Acht jaar voordien dus, in 1961, publiceerde hij twee bladzijden eksperiementele vertaling van het duistere Proteus-hoofdstuk van Ulysses, het derde, waarin Stephen over het strand zwalkt maar veel lezers de moede kont in het zand zetten omdat het een hoofdstuk is dat de blik – gelijk de zee en de lucht en het eindeloze strand – bar weinig houvast biedt.
Het lijkt wel poëzie! moet Sybren Polet hebben uitgeroepen. Pure poëzie!
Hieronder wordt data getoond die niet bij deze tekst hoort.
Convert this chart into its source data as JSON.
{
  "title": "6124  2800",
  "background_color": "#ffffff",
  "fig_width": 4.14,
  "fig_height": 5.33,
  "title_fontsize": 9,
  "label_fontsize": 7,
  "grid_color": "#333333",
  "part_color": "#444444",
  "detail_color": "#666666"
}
En prose ook! En hij nam een fragment op in zijn Bloemlezing uit de moderne buitenlandse poëzie in Nederlandse vertaling, geboventiteld 1900-1950, en uitgebracht ten behoeve van het onderwijs als literaire reuzenpocket 15 door De Bezige Bij.
Was Vandenbergh al begonnen met zijn vertaling? Is dit een voorproefje? Een eerste aanzet? Het eerste begin begonnen? Kunnen we hier de eerste tree van de gradus ad Parnassum Vertalianum gewaarworden?
En er zijn meer vragen. Van wie kwam het initiatief? Heeft Sybren Polet John Vandenbergh op het idee gebracht en moeten we hém danken voor de stickers ‘Ik heb Ulysses helemaal gelezen’ die acht jaar later als Zweedse King Corn-wittebroden met boterhamworst boven de Nederlanden werden uitgestrooid? Of kwam het initiatief van Vandenbergh en is het een probeersel, om te kijken of het sowieso wel mogelijk was, Ulysses vertalen? Zoals Erik en ik in 1995 lukraak een Finnegans Wake-bladzijde uitkozen om te vertalen. Kijken of het kon. Of het iets opleverde.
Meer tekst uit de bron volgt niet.